歴史の余白

内外の埋もれた歴史を再発見するブログ

イラクとシリア―混迷の近代史(17)

[E:seven] シリア内戦

[E:night]ダマスカスの短い春
 シリアでは2000年にアサド大統領が急死し、近代シリア最長30年に及んだ長期政権が終焉した。しかし事前の入念な世襲工作が功を奏し、次男のバッシャール・アサドへの権力継承が円滑に行なわれた。これは共和制国家での権力世襲という異例の出来事であったが、アラウィー派少数支配という特異な体制を混乱なく維持するためには、世襲政権の形を取る必要があったのであろう。

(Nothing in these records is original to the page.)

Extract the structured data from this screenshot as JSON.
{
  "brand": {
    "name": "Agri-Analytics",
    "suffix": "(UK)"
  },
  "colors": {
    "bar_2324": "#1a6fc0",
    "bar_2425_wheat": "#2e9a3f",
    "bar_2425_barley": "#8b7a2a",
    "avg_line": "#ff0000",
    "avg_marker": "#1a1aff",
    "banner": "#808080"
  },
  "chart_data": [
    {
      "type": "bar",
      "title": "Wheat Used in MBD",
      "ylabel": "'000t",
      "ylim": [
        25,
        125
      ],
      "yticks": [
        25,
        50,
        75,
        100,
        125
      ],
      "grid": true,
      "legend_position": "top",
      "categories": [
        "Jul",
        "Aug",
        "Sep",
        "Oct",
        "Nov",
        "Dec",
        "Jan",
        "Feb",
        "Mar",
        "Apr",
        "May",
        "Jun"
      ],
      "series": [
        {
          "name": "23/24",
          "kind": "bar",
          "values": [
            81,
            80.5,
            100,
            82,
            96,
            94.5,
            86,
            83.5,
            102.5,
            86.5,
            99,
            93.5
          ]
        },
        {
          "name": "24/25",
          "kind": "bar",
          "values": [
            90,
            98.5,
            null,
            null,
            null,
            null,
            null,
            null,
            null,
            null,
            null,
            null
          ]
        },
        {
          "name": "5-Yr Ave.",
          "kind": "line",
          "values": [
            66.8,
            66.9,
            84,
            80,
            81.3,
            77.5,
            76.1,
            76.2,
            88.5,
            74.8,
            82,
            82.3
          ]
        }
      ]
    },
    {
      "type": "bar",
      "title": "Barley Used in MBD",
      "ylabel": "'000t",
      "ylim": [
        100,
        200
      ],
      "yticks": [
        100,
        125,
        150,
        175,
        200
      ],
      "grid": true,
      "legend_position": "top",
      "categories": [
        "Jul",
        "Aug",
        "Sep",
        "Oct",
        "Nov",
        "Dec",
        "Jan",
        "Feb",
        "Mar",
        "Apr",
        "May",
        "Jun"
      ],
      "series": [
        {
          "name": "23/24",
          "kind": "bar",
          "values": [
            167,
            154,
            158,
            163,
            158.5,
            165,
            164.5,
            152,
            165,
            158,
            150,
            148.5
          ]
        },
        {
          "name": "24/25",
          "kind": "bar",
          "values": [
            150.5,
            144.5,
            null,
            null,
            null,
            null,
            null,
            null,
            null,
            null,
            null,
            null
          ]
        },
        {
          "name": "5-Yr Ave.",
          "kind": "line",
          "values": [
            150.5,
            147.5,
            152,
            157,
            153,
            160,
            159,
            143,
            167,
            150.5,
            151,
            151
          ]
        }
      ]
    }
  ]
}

 ただ、本来後継候補だった兄の事故死でお鉢が回ってきたにすぎないバッシャールは眼科医の出身であり、軍部・治安機関を最大権力基盤とした職業軍人出身の父親に比べ、指導力には疑問がつきまとった。それを補うため、父はバッシャールを軍に編入して、軍人としての経験を積ませたほか、レバノン干渉のような重外交問題でも役割を与えるなどしたが、父アサドの死はいささか早かった。

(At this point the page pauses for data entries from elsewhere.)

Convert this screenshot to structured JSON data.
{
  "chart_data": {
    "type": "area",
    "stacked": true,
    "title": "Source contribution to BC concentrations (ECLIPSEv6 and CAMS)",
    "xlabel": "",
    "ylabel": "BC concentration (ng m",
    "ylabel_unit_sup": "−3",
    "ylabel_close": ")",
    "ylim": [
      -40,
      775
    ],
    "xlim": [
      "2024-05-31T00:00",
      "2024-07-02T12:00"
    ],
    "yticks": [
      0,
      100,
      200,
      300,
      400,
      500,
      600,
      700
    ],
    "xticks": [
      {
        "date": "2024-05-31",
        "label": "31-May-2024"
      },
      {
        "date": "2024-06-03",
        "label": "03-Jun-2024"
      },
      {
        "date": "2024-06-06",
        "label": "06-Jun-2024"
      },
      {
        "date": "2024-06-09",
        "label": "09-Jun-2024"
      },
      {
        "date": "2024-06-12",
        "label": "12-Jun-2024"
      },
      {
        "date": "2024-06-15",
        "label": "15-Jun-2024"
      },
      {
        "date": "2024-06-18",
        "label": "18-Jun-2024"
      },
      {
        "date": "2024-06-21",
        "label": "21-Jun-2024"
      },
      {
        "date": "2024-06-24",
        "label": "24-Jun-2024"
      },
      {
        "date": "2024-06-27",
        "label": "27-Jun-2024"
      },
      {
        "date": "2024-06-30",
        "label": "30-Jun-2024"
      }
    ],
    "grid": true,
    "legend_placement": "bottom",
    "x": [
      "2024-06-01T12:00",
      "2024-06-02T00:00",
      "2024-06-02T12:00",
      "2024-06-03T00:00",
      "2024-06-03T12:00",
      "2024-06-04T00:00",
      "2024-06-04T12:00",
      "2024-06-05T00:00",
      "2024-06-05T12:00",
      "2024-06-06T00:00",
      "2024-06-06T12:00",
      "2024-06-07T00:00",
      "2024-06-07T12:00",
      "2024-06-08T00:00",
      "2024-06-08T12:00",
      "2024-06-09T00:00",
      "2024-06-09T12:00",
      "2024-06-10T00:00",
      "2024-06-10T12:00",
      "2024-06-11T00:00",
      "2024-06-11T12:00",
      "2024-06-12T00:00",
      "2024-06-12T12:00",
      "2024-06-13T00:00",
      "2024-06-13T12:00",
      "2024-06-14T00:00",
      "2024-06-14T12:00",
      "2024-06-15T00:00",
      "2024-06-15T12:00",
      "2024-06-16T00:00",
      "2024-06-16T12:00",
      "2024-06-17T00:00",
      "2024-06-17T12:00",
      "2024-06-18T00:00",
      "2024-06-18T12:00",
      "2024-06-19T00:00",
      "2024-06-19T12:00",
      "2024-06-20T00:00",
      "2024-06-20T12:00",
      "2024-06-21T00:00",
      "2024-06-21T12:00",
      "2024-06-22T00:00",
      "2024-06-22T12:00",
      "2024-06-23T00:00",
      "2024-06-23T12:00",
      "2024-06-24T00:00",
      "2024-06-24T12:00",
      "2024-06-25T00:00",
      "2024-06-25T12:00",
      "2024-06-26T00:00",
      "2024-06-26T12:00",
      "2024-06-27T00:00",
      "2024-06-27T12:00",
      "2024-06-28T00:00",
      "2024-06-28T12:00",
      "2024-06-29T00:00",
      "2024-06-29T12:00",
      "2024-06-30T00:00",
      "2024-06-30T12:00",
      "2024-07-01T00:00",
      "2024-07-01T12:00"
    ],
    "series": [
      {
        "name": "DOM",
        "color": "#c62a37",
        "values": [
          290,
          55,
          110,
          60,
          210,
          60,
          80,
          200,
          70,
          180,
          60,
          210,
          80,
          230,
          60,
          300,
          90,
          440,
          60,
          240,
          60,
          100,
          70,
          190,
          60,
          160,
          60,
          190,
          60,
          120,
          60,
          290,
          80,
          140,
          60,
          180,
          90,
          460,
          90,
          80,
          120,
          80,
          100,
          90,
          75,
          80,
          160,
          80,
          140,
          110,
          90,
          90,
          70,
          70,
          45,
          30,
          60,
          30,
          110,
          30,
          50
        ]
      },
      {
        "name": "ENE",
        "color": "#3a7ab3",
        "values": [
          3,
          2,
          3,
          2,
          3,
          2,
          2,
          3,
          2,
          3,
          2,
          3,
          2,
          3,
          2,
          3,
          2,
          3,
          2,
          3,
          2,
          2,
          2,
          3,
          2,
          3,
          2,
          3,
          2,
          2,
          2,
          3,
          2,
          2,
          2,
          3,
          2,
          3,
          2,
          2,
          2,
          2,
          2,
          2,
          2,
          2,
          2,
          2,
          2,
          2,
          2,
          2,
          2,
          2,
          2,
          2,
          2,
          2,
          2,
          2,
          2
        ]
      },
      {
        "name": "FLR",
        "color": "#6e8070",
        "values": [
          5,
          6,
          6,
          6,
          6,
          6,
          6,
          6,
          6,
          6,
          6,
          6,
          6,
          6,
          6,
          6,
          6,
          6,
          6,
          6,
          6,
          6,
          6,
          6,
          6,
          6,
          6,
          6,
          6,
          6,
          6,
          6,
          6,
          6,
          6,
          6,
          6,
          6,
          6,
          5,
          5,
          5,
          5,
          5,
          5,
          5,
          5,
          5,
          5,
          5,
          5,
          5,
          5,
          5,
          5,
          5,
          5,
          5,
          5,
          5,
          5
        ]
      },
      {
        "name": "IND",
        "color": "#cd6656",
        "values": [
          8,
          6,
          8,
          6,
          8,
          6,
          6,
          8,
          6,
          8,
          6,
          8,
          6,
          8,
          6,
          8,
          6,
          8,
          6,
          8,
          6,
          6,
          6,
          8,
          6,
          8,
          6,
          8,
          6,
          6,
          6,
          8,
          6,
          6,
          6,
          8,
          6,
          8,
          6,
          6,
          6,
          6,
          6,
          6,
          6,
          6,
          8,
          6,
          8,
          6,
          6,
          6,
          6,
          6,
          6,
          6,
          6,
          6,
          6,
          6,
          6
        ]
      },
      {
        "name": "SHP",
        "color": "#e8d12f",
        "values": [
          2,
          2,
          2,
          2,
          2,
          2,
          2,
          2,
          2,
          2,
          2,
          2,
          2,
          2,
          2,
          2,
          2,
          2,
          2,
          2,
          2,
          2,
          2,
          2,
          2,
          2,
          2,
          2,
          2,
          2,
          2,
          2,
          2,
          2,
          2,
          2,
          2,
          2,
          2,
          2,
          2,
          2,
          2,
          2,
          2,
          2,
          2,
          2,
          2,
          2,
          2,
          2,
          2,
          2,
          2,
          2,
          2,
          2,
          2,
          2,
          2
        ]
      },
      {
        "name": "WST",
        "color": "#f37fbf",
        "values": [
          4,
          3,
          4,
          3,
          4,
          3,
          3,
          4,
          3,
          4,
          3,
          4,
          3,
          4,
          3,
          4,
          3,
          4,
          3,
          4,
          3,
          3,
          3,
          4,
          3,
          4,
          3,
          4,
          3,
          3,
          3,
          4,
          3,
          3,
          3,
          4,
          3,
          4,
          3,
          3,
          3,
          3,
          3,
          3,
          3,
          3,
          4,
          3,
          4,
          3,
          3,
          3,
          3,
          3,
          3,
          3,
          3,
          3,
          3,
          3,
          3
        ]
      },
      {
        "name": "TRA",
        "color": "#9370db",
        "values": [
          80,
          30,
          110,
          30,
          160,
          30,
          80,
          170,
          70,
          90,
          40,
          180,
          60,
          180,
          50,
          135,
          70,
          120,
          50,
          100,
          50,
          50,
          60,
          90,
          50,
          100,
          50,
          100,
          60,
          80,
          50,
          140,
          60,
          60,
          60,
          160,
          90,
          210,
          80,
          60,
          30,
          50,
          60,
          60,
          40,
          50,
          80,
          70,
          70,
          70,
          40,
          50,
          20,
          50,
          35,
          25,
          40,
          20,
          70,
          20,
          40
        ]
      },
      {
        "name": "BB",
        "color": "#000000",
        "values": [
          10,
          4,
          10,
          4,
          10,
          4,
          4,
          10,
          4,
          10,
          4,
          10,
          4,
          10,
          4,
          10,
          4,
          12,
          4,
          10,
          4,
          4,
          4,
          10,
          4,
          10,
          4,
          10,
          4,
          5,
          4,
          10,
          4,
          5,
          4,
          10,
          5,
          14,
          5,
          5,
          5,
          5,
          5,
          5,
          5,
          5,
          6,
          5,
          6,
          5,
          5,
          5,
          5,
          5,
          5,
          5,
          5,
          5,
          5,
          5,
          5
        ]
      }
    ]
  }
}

 政権発足当初のバッシャールは父の厳格な抑圧政策を一定緩和する姿勢も示そうとした。こうしたバッシャール政権下での自由化は「ダマスカスの春」と呼ばれる一時期を作った。この時期、シリアの知識人らは「サロン」を結成して、それまでタブーだった様々な政治・社会問題について討議し、00年9月には有力知識人99人による「99人声明」が提起された。

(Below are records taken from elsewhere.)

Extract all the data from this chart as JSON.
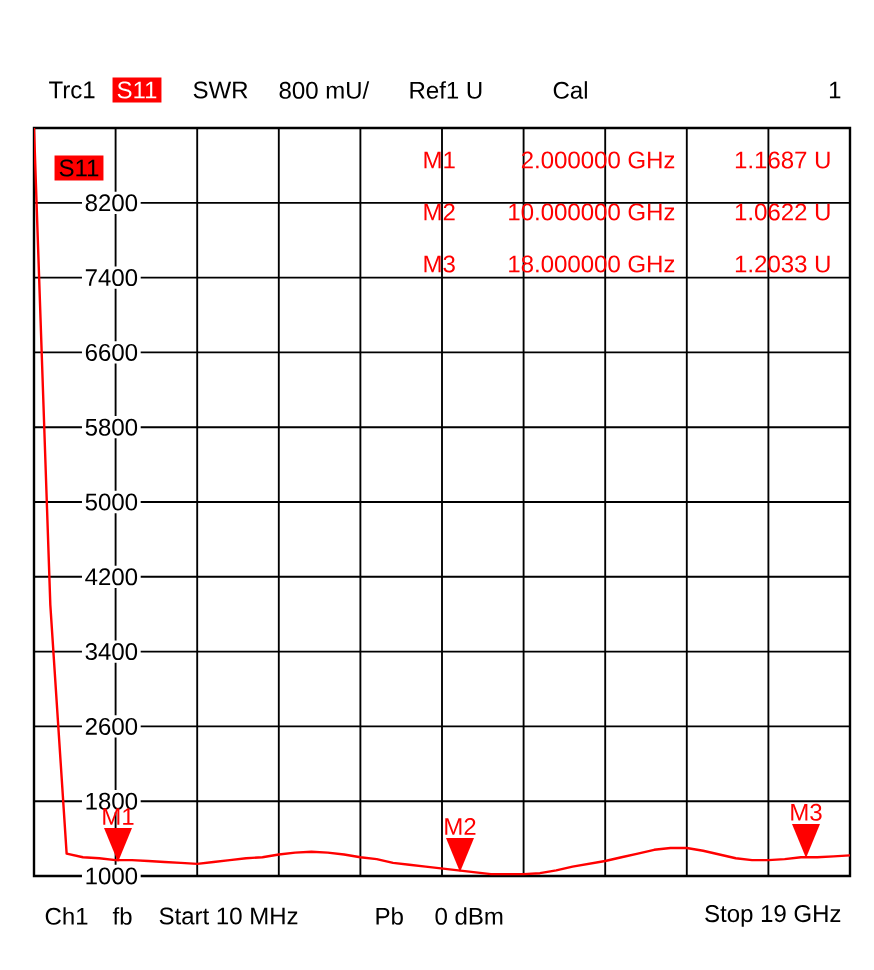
{
  "chart_data": {
    "type": "line",
    "annotations": [
      "Trc1",
      "S11",
      "SWR",
      "800 mU/",
      "Ref1 U",
      "Cal",
      "1",
      "S11",
      "M1",
      "2.000000 GHz",
      "1.1687 U",
      "M2",
      "10.000000 GHz",
      "1.0622 U",
      "M3",
      "18.000000 GHz",
      "1.2033 U",
      "Ch1",
      "fb",
      "Start 10 MHz",
      "Pb",
      "0 dBm",
      "Stop 19 GHz",
      "M1",
      "M2",
      "M3"
    ],
    "categories": [
      null,
      null,
      null,
      null,
      null,
      null,
      null,
      null,
      null,
      null,
      null,
      null,
      null,
      null,
      null,
      null,
      null,
      null,
      null,
      null,
      null,
      null,
      null,
      null,
      null,
      null,
      null,
      null,
      null,
      null,
      null,
      null,
      null,
      null,
      null,
      null,
      null,
      null,
      null,
      null,
      null,
      null,
      null,
      null,
      null,
      null,
      null,
      null,
      null,
      null,
      null
    ],
    "series": [
      {
        "color": "#ff0000",
        "values": [
          9000,
          3900,
          1240,
          1200,
          1190,
          1170,
          1170,
          1160,
          1150,
          1140,
          1130,
          1150,
          1170,
          1190,
          1200,
          1230,
          1250,
          1260,
          1250,
          1230,
          1200,
          1180,
          1140,
          1120,
          1100,
          1080,
          1060,
          1040,
          1020,
          1020,
          1020,
          1030,
          1060,
          1100,
          1130,
          1160,
          1200,
          1240,
          1280,
          1300,
          1300,
          1270,
          1230,
          1190,
          1170,
          1170,
          1180,
          1200,
          1200,
          1210,
          1220
        ]
      }
    ],
    "ylim": [
      1000,
      9000
    ],
    "yticks": [
      1000,
      1800,
      2600,
      3400,
      4200,
      5000,
      5800,
      6600,
      7400,
      8200
    ],
    "tick_labels": "y",
    "grid": true
  }
}
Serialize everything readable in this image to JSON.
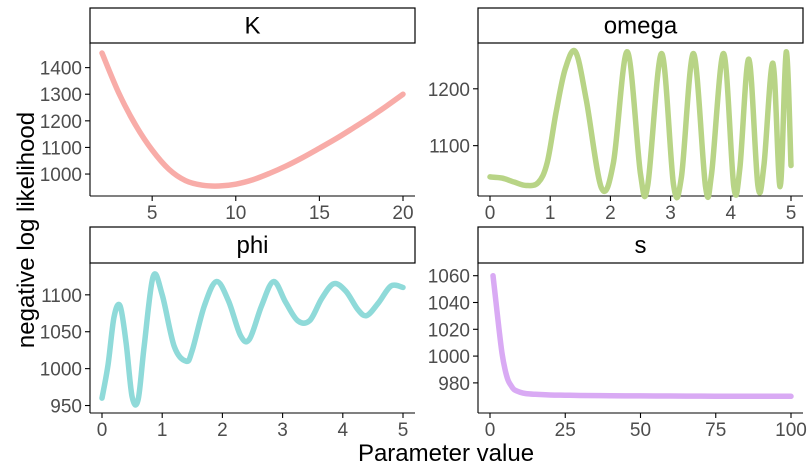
{
  "chart_data": {
    "type": "line",
    "xlabel": "Parameter value",
    "ylabel": "negative log likelihood",
    "panels": [
      {
        "title": "K",
        "color": "#f8aca8",
        "x_range": [
          2,
          20
        ],
        "x_ticks": [
          5,
          10,
          15,
          20
        ],
        "y_range": [
          940,
          1470
        ],
        "y_ticks": [
          1000,
          1100,
          1200,
          1300,
          1400
        ],
        "x": [
          2,
          3,
          4,
          5,
          6,
          7,
          8,
          9,
          10,
          11,
          12,
          13,
          14,
          15,
          16,
          17,
          18,
          19,
          20
        ],
        "y": [
          1455,
          1305,
          1185,
          1090,
          1018,
          975,
          958,
          955,
          962,
          978,
          1002,
          1030,
          1062,
          1097,
          1133,
          1172,
          1212,
          1255,
          1300
        ]
      },
      {
        "title": "omega",
        "color": "#b8d486",
        "x_range": [
          0,
          5
        ],
        "x_ticks": [
          0,
          1,
          2,
          3,
          4,
          5
        ],
        "y_range": [
          1022,
          1270
        ],
        "y_ticks": [
          1100,
          1200
        ],
        "x": [
          0,
          0.2,
          0.4,
          0.6,
          0.8,
          0.95,
          1.1,
          1.25,
          1.42,
          1.6,
          1.85,
          2.05,
          2.28,
          2.5,
          2.62,
          2.85,
          3.05,
          3.18,
          3.38,
          3.58,
          3.68,
          3.88,
          4.05,
          4.15,
          4.3,
          4.45,
          4.55,
          4.7,
          4.82,
          4.92,
          5.0
        ],
        "y": [
          1045,
          1043,
          1036,
          1030,
          1035,
          1070,
          1160,
          1235,
          1265,
          1180,
          1026,
          1070,
          1265,
          1050,
          1030,
          1262,
          1030,
          1045,
          1262,
          1028,
          1050,
          1262,
          1028,
          1060,
          1252,
          1030,
          1065,
          1245,
          1028,
          1265,
          1065
        ]
      },
      {
        "title": "phi",
        "color": "#8fdad9",
        "x_range": [
          0,
          5
        ],
        "x_ticks": [
          0,
          1,
          2,
          3,
          4,
          5
        ],
        "y_range": [
          948,
          1135
        ],
        "y_ticks": [
          950,
          1000,
          1050,
          1100
        ],
        "x": [
          0,
          0.1,
          0.2,
          0.3,
          0.4,
          0.5,
          0.6,
          0.7,
          0.85,
          1.0,
          1.2,
          1.4,
          1.5,
          1.7,
          1.9,
          2.1,
          2.3,
          2.45,
          2.65,
          2.85,
          3.05,
          3.25,
          3.45,
          3.65,
          3.85,
          4.05,
          4.25,
          4.4,
          4.6,
          4.8,
          5.0
        ],
        "y": [
          960,
          1005,
          1070,
          1085,
          1035,
          962,
          958,
          1030,
          1125,
          1100,
          1030,
          1010,
          1025,
          1085,
          1118,
          1092,
          1045,
          1040,
          1085,
          1118,
          1090,
          1065,
          1065,
          1095,
          1115,
          1105,
          1080,
          1072,
          1090,
          1112,
          1110
        ]
      },
      {
        "title": "s",
        "color": "#d9aaf4",
        "x_range": [
          0,
          100
        ],
        "x_ticks": [
          0,
          25,
          50,
          75,
          100
        ],
        "y_range": [
          962,
          1065
        ],
        "y_ticks": [
          980,
          1000,
          1020,
          1040,
          1060
        ],
        "x": [
          1,
          2,
          3,
          4,
          5,
          6,
          7,
          8,
          10,
          12,
          15,
          20,
          25,
          30,
          40,
          50,
          60,
          70,
          80,
          90,
          100
        ],
        "y": [
          1060,
          1040,
          1020,
          1002,
          990,
          982,
          978,
          975,
          973,
          972,
          971.5,
          971,
          970.8,
          970.6,
          970.4,
          970.3,
          970.2,
          970.1,
          970,
          970,
          970
        ]
      }
    ]
  }
}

 この声明は恒常的な非常事態令の廃止や、政治犯の釈放、言論・集会の自由などの民主化を求めていた。これはさらに翌年1月の知識人1000人による「1000人声明」としてより具体化された。
 バッシャールもこうした在野の声に答え、政治犯収容所の閉鎖やムスリム同胞団関係者の釈放などシリア体制としてはかなり大胆とも言える自由化措置に出たが、それも束の間だった。こうした自由化政策は父親の時代以前から続くバース党支配体制の安定を危うくしかねないものであり、古参党幹部の反対にあい、挫折する運命にあったのだ。
 01年に入ると、政権はこうした批判的知識人の投獄やサロンの強制閉鎖などの弾圧措置を開始し、ダマスカスの春は一年で終息した。しかし、その余波はさらに継続し、05年にはシリア政府の権威主義的な姿勢を批判する知識人による「ダマスカス宣言」が改めて出された。
 こうした動きは裏を返せば、体制批判を完全に封じ込めた父ほどの絶対的権威を持てない息子の世襲政権の弱さを示していた。しかし、シリアでの先駆け的な民主化運動は、2010年代に入ってアラブ世界に広く同時発生した民衆蜂起「アラブの春」の序章のような意義を持ったとも言える。シリアでも、11年初頭以降、民衆のデモ行動が開始される。